The play’s third hero, the wronged Fenian prisoner Robert Ffolliott, is portrayed with endearing innocence by Rep regular Paul McGrane, who doubles briefly as a kind of compere, introducing the evening and promising the audiences "no Boucicault pretensions," thereby setting the perfect tone for what director Moore and her deranged collection of players have in mind.

Among the female members of the cast, Terry Donnelly, as Conn’s mother, is possibly the most tender hearted matriarch since Ma Barker. As the trio of rural belles attached, respectively, to Robert, Conn and the Captain, Marian Tomas Griffin, FionaWalsh and Lucinda Faraldo are glowingly lovely in Linda Fisher’s aptly colorful costumes, and thoroughly delightful in bringing their characters to vigorous, suitably stubborn life. If one negative comment were to be demanded, it would be that Griffin gets no opportunity to use her glorious singing voice this time, alas.

The occasion’s sole singer, if what she does could actually be termed singing, is the Biddy Madigan of Amy Redmond.
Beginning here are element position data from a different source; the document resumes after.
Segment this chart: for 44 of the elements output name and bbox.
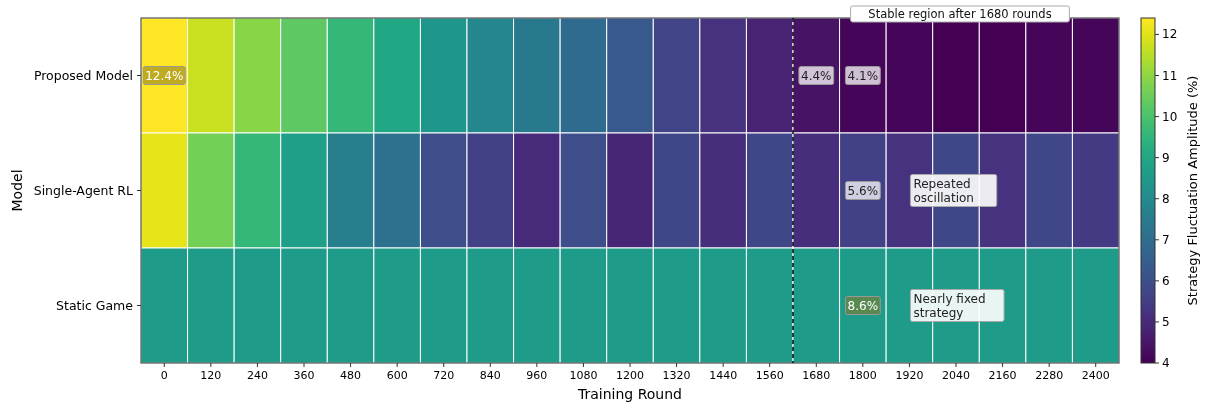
data-label: 8.6% [847, 299, 879, 313]
x-tick-label: 840 [479, 369, 501, 382]
color-bar-label: 5 [1162, 314, 1170, 329]
color-bar-title: Strategy Fluctuation Amplitude (%) [1185, 75, 1200, 306]
x-tick-label: 1920 [895, 369, 924, 382]
data-label: 4.1% [847, 69, 879, 83]
annotation: Nearly fixed strategy [913, 291, 986, 320]
color-bar-label: 8 [1162, 191, 1170, 206]
x-tick-label: 1800 [848, 369, 877, 382]
x-tick-label: 1680 [802, 369, 831, 382]
color-bar-label: 10 [1162, 109, 1178, 124]
color-bar-label: 12 [1162, 27, 1178, 42]
y-tick-label: Proposed Model [33, 67, 133, 83]
color-bar-label: 11 [1162, 68, 1178, 83]
data-label: 5.6% [847, 184, 879, 198]
x-tick-label: 2280 [1035, 369, 1064, 382]
data-label: 12.4% [145, 69, 184, 83]
x-tick-label: 960 [526, 369, 548, 382]
x-tick-label: 2400 [1081, 369, 1110, 382]
y-axis-title: Model [9, 169, 25, 212]
x-tick-label: 720 [433, 369, 455, 382]
annotation: Stable region after 1680 rounds [868, 7, 1052, 21]
x-tick-label: 600 [386, 369, 408, 382]
x-tick-label: 1440 [709, 369, 738, 382]
y-tick-label: Single-Agent RL [33, 182, 134, 198]
x-tick-label: 1200 [616, 369, 644, 382]
x-axis-title: Training Round [577, 386, 682, 402]
x-tick-label: 2040 [942, 369, 970, 382]
x-tick-label: 0 [160, 369, 168, 382]
x-tick-label: 1080 [569, 369, 598, 382]
x-tick-label: 2160 [988, 369, 1017, 382]
x-tick-label: 1320 [662, 369, 691, 382]
color-bar-label: 9 [1162, 150, 1170, 165]
color-bar-label: 4 [1162, 356, 1170, 370]
y-tick-label: Static Game [56, 297, 134, 313]
data-label: 4.4% [801, 69, 832, 83]
x-tick-label: 240 [246, 369, 268, 382]
annotation: Repeated oscillation [913, 176, 974, 205]
x-tick-label: 360 [293, 369, 315, 382]
color-bar-label: 7 [1162, 232, 1170, 247]
x-tick-label: 120 [200, 369, 222, 382]
x-tick-label: 480 [340, 369, 362, 382]
x-tick-label: 1560 [755, 369, 784, 382]
color-bar-label: 6 [1162, 273, 1170, 288]
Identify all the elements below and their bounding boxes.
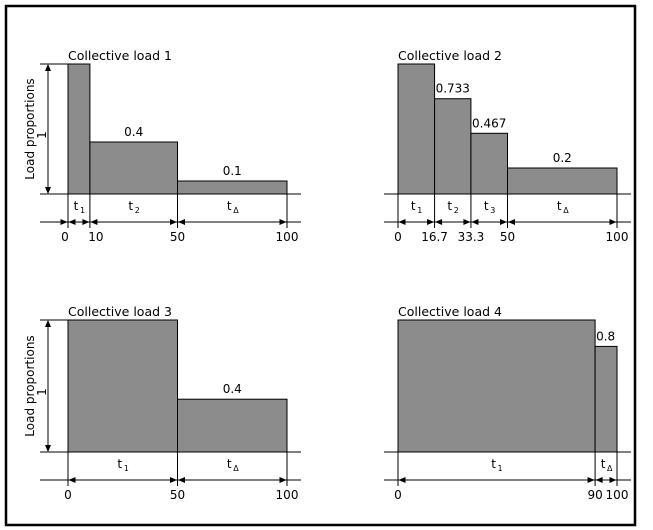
tick-label: 100: [276, 230, 299, 244]
interval-subscript: 1: [80, 206, 85, 215]
interval-subscript: Δ: [563, 206, 569, 215]
bar-2: [89, 141, 178, 195]
chart-title: Collective load 3: [68, 304, 172, 319]
dimension-arrow: [500, 219, 507, 225]
chart-title: Collective load 2: [398, 48, 502, 63]
bar-value-label: 0.1: [223, 164, 242, 178]
bar-1: [67, 319, 178, 453]
interval-label: t: [74, 199, 79, 213]
interval-subscript: 2: [454, 206, 459, 215]
interval-label: t: [447, 199, 452, 213]
dimension-arrow: [427, 219, 435, 225]
y-arrow-down: [45, 445, 51, 452]
interval-label: t: [411, 199, 416, 213]
tick-label: 0: [64, 488, 72, 502]
bar-4: [507, 167, 618, 195]
dimension-arrow: [463, 219, 471, 225]
bar-value-label: 0.8: [596, 329, 615, 343]
tick-label: 100: [606, 488, 629, 502]
tick-label: 10: [88, 230, 103, 244]
tick-label: 33.3: [458, 230, 485, 244]
interval-label: t: [117, 457, 122, 471]
dimension-arrow: [595, 477, 603, 483]
interval-label: t: [128, 199, 133, 213]
bar-value-label: 0.2: [553, 151, 572, 165]
bar-2: [177, 398, 288, 453]
y-axis-label: Load proportions: [23, 78, 37, 179]
interval-label: t: [227, 199, 232, 213]
tick-label: 16.7: [421, 230, 448, 244]
dimension-arrow: [609, 219, 617, 225]
bar-value-label: 0.4: [223, 382, 242, 396]
charts-layer: Collective load 10.40.1t 1 t 2 t Δ0 10 50 100Loa…: [23, 48, 631, 502]
dimension-arrow: [398, 219, 406, 225]
interval-label: t: [227, 457, 232, 471]
interval-label: t: [491, 457, 496, 471]
dimension-arrow: [435, 219, 443, 225]
interval-label: t: [484, 199, 489, 213]
bar-value-label: 0.4: [124, 125, 143, 139]
interval-label: t: [601, 457, 606, 471]
tick-label: 90: [587, 488, 602, 502]
dimension-arrow: [178, 219, 185, 225]
bar-value-label: 0.733: [436, 82, 470, 96]
y-arrow-up: [45, 64, 51, 71]
tick-label: 0: [61, 230, 69, 244]
dimension-arrow: [170, 477, 177, 483]
chart-title: Collective load 1: [68, 48, 172, 63]
tick-label: 50: [500, 230, 515, 244]
dimension-arrow: [508, 219, 515, 225]
chart-title: Collective load 4: [398, 304, 502, 319]
dimension-arrow: [587, 477, 595, 483]
tick-label: 100: [606, 230, 629, 244]
bar-1: [67, 63, 91, 195]
dimension-arrow: [609, 477, 617, 483]
bar-1: [397, 319, 596, 453]
dimension-arrow: [82, 219, 90, 225]
bar-2: [594, 345, 618, 453]
dimension-arrow: [90, 219, 98, 225]
y-axis-value: 1: [35, 131, 49, 139]
bar-3: [470, 132, 508, 195]
interval-subscript: 1: [124, 464, 129, 473]
y-axis-value: 1: [35, 388, 49, 396]
tick-label: 50: [170, 230, 185, 244]
bar-3: [177, 180, 288, 195]
tick-label: 50: [170, 488, 185, 502]
interval-label: t: [557, 199, 562, 213]
chart-panel-1: Collective load 10.40.1t 1 t 2 t Δ0 10 50 100Loa…: [23, 48, 301, 244]
tick-label: 100: [276, 488, 299, 502]
dimension-arrow: [279, 219, 287, 225]
interval-subscript: 1: [498, 464, 503, 473]
interval-subscript: Δ: [607, 464, 613, 473]
interval-subscript: 2: [135, 206, 140, 215]
interval-subscript: 1: [417, 206, 422, 215]
dimension-arrow: [68, 219, 76, 225]
tick-label: 0: [394, 488, 402, 502]
dimension-arrow: [471, 219, 479, 225]
interval-subscript: 3: [490, 206, 495, 215]
dimension-arrow: [178, 477, 185, 483]
chart-panel-4: Collective load 40.8t 1 t Δ0 90 100: [384, 304, 631, 502]
bar-value-label: 0.467: [472, 116, 506, 130]
dimension-arrow: [60, 219, 68, 225]
tick-label: 0: [394, 230, 402, 244]
dimension-arrow: [170, 219, 177, 225]
bar-2: [434, 98, 472, 195]
dimension-arrow: [68, 477, 76, 483]
interval-subscript: Δ: [233, 464, 239, 473]
dimension-arrow: [279, 477, 287, 483]
interval-subscript: Δ: [233, 206, 239, 215]
y-axis-label: Load proportions: [23, 335, 37, 436]
dimension-arrow: [398, 477, 406, 483]
y-arrow-down: [45, 187, 51, 194]
y-arrow-up: [45, 320, 51, 327]
bar-1: [397, 63, 436, 195]
figure-border: [4, 4, 637, 527]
Suffice it to say that any man in his right mind would be pleased and excited at the mere thought of her keening at his wake.

The villainous Corry Kinchela, charged with laying out the more tedious strands of Boucicault’s obligatory plot-spinning, is handled deftly by Peter Rogan, while the Rep’s producing director, Ciaran O’Reilly, makes a nifty little meal of the dastardly Kinchela’s sooty sidekick, Harvey Duff, precisely the sort of broadly etched character "type" the canny playwright knew his audiences delighted in encountering, again and again in play after play, with only minimal alterations separating the roles.

Moore does an astounding job of keeping her play on the move, with her large cast scampering around the set like monkeys taking possession of a motorized jungle gym powered, in this instance, by a turntable that seems not all that much bigger than a jumbo-sized Lazy Susan, suitable, perhaps, for the dining hall of the sort of rural madhouse presented here.

The production, for all its ebullience and joyousness, seems acutely aware that Boucicault, passionate about his Irishness, was intent on creating something more ambitious than generic Celtic minstrel shows.

That the prolific playwright intended to depict the strengths in the Irish character, even as he was exploiting certain "weaknesses" to richly comic effect, is particularly evident in his female portraits, a collection of feisty, strong-spined women entirely unafraid of speaking their minds.

"The Shaughraun," at its excellent best, is very far from a polemic, especially in a production as lively and jubilant as this one is.

Along the road leading to this wondrously successful vest-pocket spectacle, the Irish Repertory Theatre has managed to illustrate at least some of the qualities that made Dion Boucicault a vastly popular figure in the theater of his day.

In addition, whether by accident or by design, the group has come with a free-wheeling, raucously enjoyable enchantment that’s going to be difficult to beat when the holidays draw near and audiences are searching for enjoyable family entertainment. It would be hard to find a heart hard enough not to warm to the charms of "The Shaughraun" as dished up as the opening attraction of the Irish Repertory Theatre’s 10th year.